Quiet Progress on the Med Tech Supply Crisis

Quiet Progress on the Med Tech Supply Crisis

QUIETLY, WITHOUT MUCH FANFARE, a growing number of laboratory administrators and pathologists are taking action to increase the supply of med techs in their community. It’s the unpublicized response to the headlines about the impending mass retirement of baby-boomer MTs and MLTs.

This is a noteworthy story and THE DARK REPORT is proud, once again, to be first to provide useful intelligence about an emerging trend, along with effective management strategies you can use in your own lab to address this same problem. We’ve devoted most of this issue to the strategic initiatives lab administrators are using to recruit and train more med techs for their lab and their community.

There’s been plenty of publicity about the growing shortage of med techs. The situation facing Intermountain Healthcare of Utah is typical. It operates 21 hospitals in Utah and Idaho. Recently its Director of Laboratories, Steve Miller, told our editor that 25% of his existing laboratory techs are eligible for retirement over the next five years. Meanwhile, even if Intermountain could successfully recruit and hire 100% of graduating med techs in Utah each year, it would only fill 25% of those vacancies as they occurred. This situation is typical. Many other lab directors tell THE DARK REPORT they face a similar situation in their laboratory.

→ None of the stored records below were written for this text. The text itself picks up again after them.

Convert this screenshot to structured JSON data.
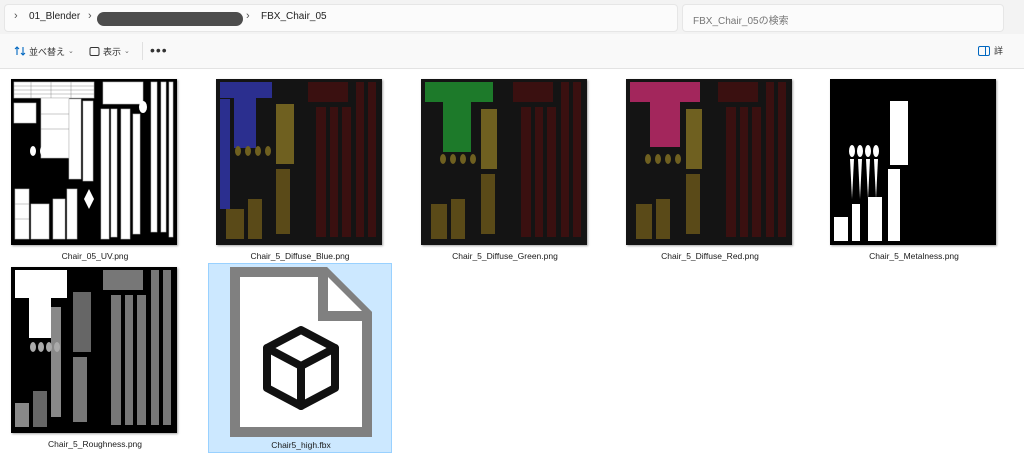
{
  "address": {
    "crumbs": [
      "01_Blender",
      "FBX_Chair_05"
    ],
    "search_placeholder": "FBX_Chair_05の検索"
  },
  "toolbar": {
    "sort_label": "並べ替え",
    "view_label": "表示",
    "more_label": "•••",
    "details_label": "詳"
  },
  "files": [
    {
      "name": "Chair_05_UV.png",
      "tint": "uv"
    },
    {
      "name": "Chair_5_Diffuse_Blue.png",
      "tint": "#2b2f8f"
    },
    {
      "name": "Chair_5_Diffuse_Green.png",
      "tint": "#1d7a2a"
    },
    {
      "name": "Chair_5_Diffuse_Red.png",
      "tint": "#a3265c"
    },
    {
      "name": "Chair_5_Metalness.png",
      "tint": "metal"
    },
    {
      "name": "Chair_5_Roughness.png",
      "tint": "rough"
    },
    {
      "name": "Chair5_high.fbx",
      "tint": "fbx-icon"
    }
  ]
}
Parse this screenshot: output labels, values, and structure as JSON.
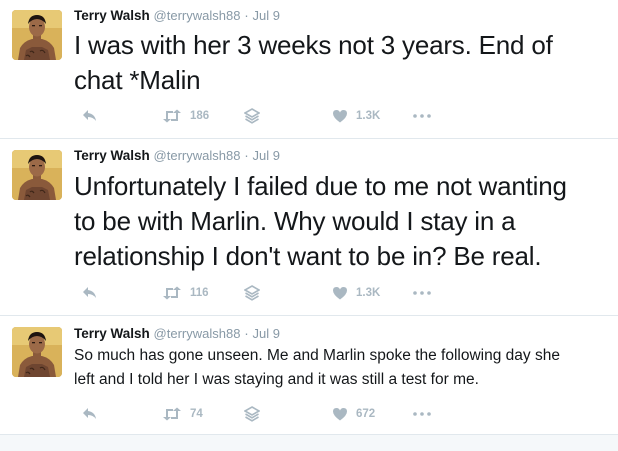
{
  "tweets": [
    {
      "name": "Terry Walsh",
      "handle": "@terrywalsh88",
      "separator": "·",
      "date": "Jul 9",
      "line1": "I was with her 3 weeks not 3 years. End of",
      "line2": "chat *Malin",
      "line3": "",
      "retweets": "186",
      "likes": "1.3K"
    },
    {
      "name": "Terry Walsh",
      "handle": "@terrywalsh88",
      "separator": "·",
      "date": "Jul 9",
      "line1": "Unfortunately I failed due to me not wanting",
      "line2": "to be with Marlin. Why would I stay in a",
      "line3": "relationship I don't want to be in? Be real.",
      "retweets": "116",
      "likes": "1.3K"
    },
    {
      "name": "Terry Walsh",
      "handle": "@terrywalsh88",
      "separator": "·",
      "date": "Jul 9",
      "line1": "So much has gone unseen. Me and Marlin spoke the following day she",
      "line2": "left and I told her I was staying and it was still a test for me.",
      "line3": "",
      "retweets": "74",
      "likes": "672"
    }
  ],
  "icons": {
    "reply": "reply-icon",
    "retweet": "retweet-icon",
    "stack": "stack-icon",
    "like": "heart-icon",
    "more": "more-icon"
  },
  "colors": {
    "text": "#14171a",
    "muted": "#8899a6",
    "action": "#aab8c2",
    "divider": "#e1e8ed"
  }
}
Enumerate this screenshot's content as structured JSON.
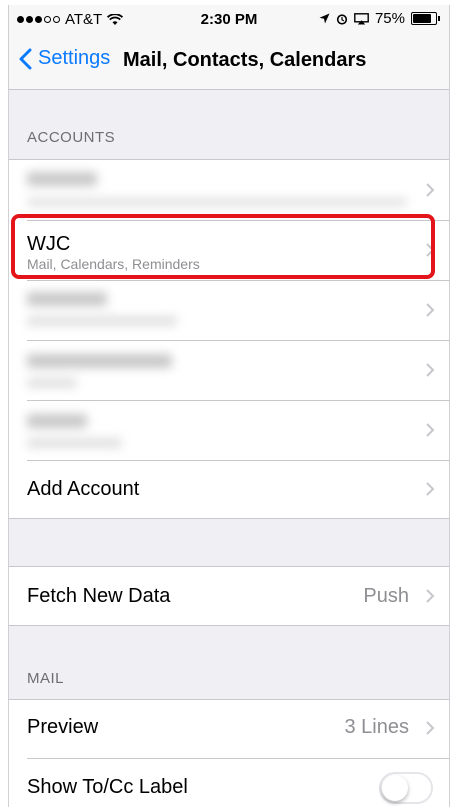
{
  "status": {
    "carrier": "AT&T",
    "time": "2:30 PM",
    "battery": "75%",
    "battery_level": 0.75
  },
  "nav": {
    "back_label": "Settings",
    "title": "Mail, Contacts, Calendars"
  },
  "accounts": {
    "header": "ACCOUNTS",
    "items": [
      {
        "title": "",
        "subtitle": ""
      },
      {
        "title": "WJC",
        "subtitle": "Mail, Calendars, Reminders"
      },
      {
        "title": "",
        "subtitle": ""
      },
      {
        "title": "",
        "subtitle": ""
      },
      {
        "title": "",
        "subtitle": ""
      }
    ],
    "add_account": "Add Account"
  },
  "fetch": {
    "label": "Fetch New Data",
    "value": "Push"
  },
  "mail": {
    "header": "MAIL",
    "preview_label": "Preview",
    "preview_value": "3 Lines",
    "show_tocc_label": "Show To/Cc Label",
    "show_tocc_on": false
  },
  "colors": {
    "accent": "#0a7aff",
    "highlight": "#e3151a"
  }
}
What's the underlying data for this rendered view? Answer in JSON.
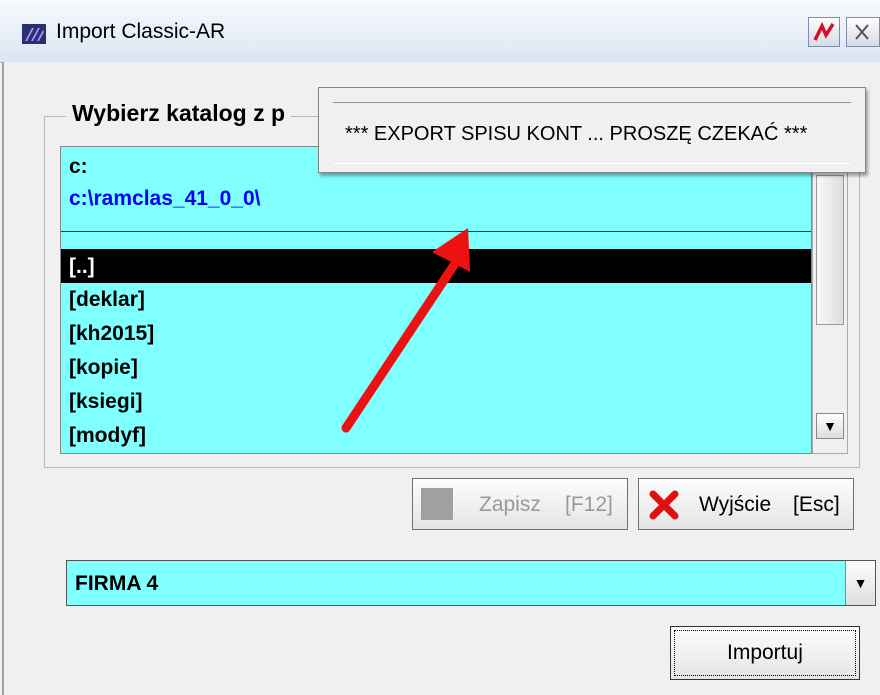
{
  "window": {
    "title": "Import Classic-AR"
  },
  "icons": {
    "app": "app-logo-icon",
    "help": "help-pen-icon",
    "close": "close-icon",
    "save": "save-square-icon",
    "exit": "red-x-icon",
    "scroll_down": "chevron-down-icon"
  },
  "group": {
    "title": "Wybierz katalog z p"
  },
  "list": {
    "drive": "c:",
    "path": "c:\\ramclas_41_0_0\\",
    "items": [
      "[..]",
      "[deklar]",
      "[kh2015]",
      "[kopie]",
      "[ksiegi]",
      "[modyf]"
    ],
    "selected_index": 0
  },
  "popup": {
    "message": "*** EXPORT SPISU KONT ... PROSZĘ CZEKAĆ ***"
  },
  "buttons": {
    "save_label": "Zapisz",
    "save_key": "[F12]",
    "exit_label": "Wyjście",
    "exit_key": "[Esc]",
    "import_label": "Importuj"
  },
  "company_select": {
    "value": "FIRMA 4"
  },
  "colors": {
    "list_bg": "#80ffff",
    "path_text": "#0000ff",
    "arrow": "#ee1111"
  }
}
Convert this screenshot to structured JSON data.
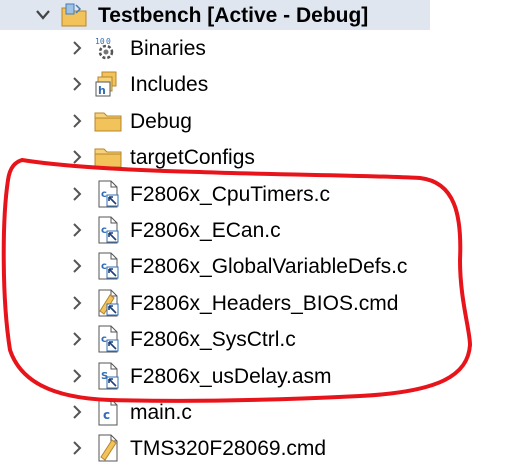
{
  "project": {
    "label": "Testbench  [Active - Debug]",
    "icon": "project-folder-icon",
    "expanded": true
  },
  "items": [
    {
      "label": "Binaries",
      "icon": "binaries-icon"
    },
    {
      "label": "Includes",
      "icon": "includes-icon"
    },
    {
      "label": "Debug",
      "icon": "folder-icon"
    },
    {
      "label": "targetConfigs",
      "icon": "folder-icon"
    },
    {
      "label": "F2806x_CpuTimers.c",
      "icon": "linked-c-file-icon"
    },
    {
      "label": "F2806x_ECan.c",
      "icon": "linked-c-file-icon"
    },
    {
      "label": "F2806x_GlobalVariableDefs.c",
      "icon": "linked-c-file-icon"
    },
    {
      "label": "F2806x_Headers_BIOS.cmd",
      "icon": "linked-cmd-file-icon"
    },
    {
      "label": "F2806x_SysCtrl.c",
      "icon": "linked-c-file-icon"
    },
    {
      "label": "F2806x_usDelay.asm",
      "icon": "linked-asm-file-icon"
    },
    {
      "label": "main.c",
      "icon": "c-file-icon"
    },
    {
      "label": "TMS320F28069.cmd",
      "icon": "cmd-file-icon"
    }
  ],
  "colors": {
    "selection": "#dfe6f0",
    "annotation": "#e8141b",
    "folder": "#f2c25b",
    "file_blue": "#2f6db5"
  }
}
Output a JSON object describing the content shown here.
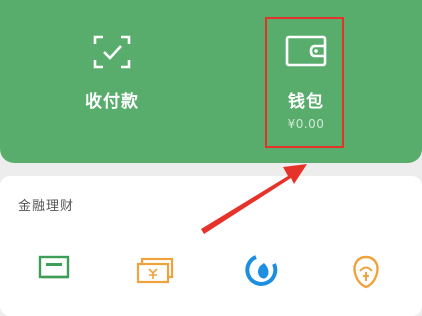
{
  "top_panel": {
    "pay_label": "收付款",
    "wallet_label": "钱包",
    "wallet_balance": "¥0.00"
  },
  "finance": {
    "title": "金融理财"
  },
  "colors": {
    "panel_green": "#58ad6d",
    "highlight_red": "#e6332a",
    "icon_green": "#3e9e59",
    "icon_orange": "#f0a23c",
    "icon_blue": "#1d8fe0"
  },
  "icons": {
    "pay": "scan-check-icon",
    "wallet": "wallet-icon",
    "finance_items": [
      "card-icon",
      "cash-icon",
      "fund-icon",
      "piggy-icon"
    ]
  }
}
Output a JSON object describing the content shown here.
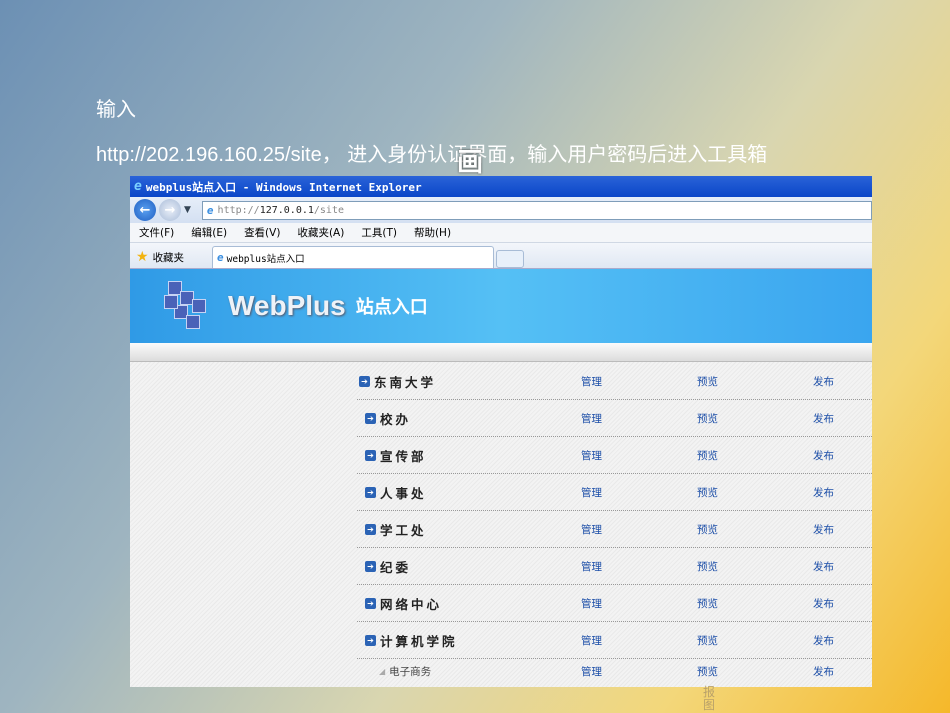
{
  "slide": {
    "line1": "输入",
    "line2": "http://202.196.160.25/site， 进入身份认证界面，输入用户密码后进入工具箱",
    "overlay_glyph": "画",
    "vertical_note": "报图"
  },
  "browser": {
    "title": "webplus站点入口 - Windows Internet Explorer",
    "url_prefix": "http://",
    "url_host": "127.0.0.1",
    "url_path": "/site",
    "menu": [
      "文件(F)",
      "编辑(E)",
      "查看(V)",
      "收藏夹(A)",
      "工具(T)",
      "帮助(H)"
    ],
    "favorites_label": "收藏夹",
    "tab_label": "webplus站点入口"
  },
  "banner": {
    "brand": "WebPlus",
    "subtitle": "站点入口"
  },
  "actions": {
    "manage": "管理",
    "preview": "预览",
    "publish": "发布"
  },
  "sites": [
    {
      "name": "东南大学"
    },
    {
      "name": "校办"
    },
    {
      "name": "宣传部"
    },
    {
      "name": "人事处"
    },
    {
      "name": "学工处"
    },
    {
      "name": "纪委"
    },
    {
      "name": "网络中心"
    },
    {
      "name": "计算机学院"
    }
  ],
  "subsites": [
    {
      "name": "电子商务"
    }
  ]
}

On page five, you will read about some interesting reasons behind the drop-off in annual med tech certifications. We also bring you two stories about labs like yours. In both cases, lab administrators made their case to hospital CEOs and obtained substantial funding and other resources to help recruit and train med techs. These two stories are representative of others that we hear about daily. Both successes, in Eugene, Oregon and San Francisco, California, demonstrate that hospital CEOs will provide adequate funds to help resolve the problem—but only if lab directors do their homework first and provide detailed information about the management steps and budgets required to increase the supply of med techs.

I’d like to add another important observation. The Eugene and San Francisco stories are not exceptional. Similar efforts are underway in almost every city. It is an example of free market economics at work. Individual labs are taking steps to expand the supply of med techs in their community. Collectively, these actions will bear fruit long before policy-makers and legislators get around to tackling the problem.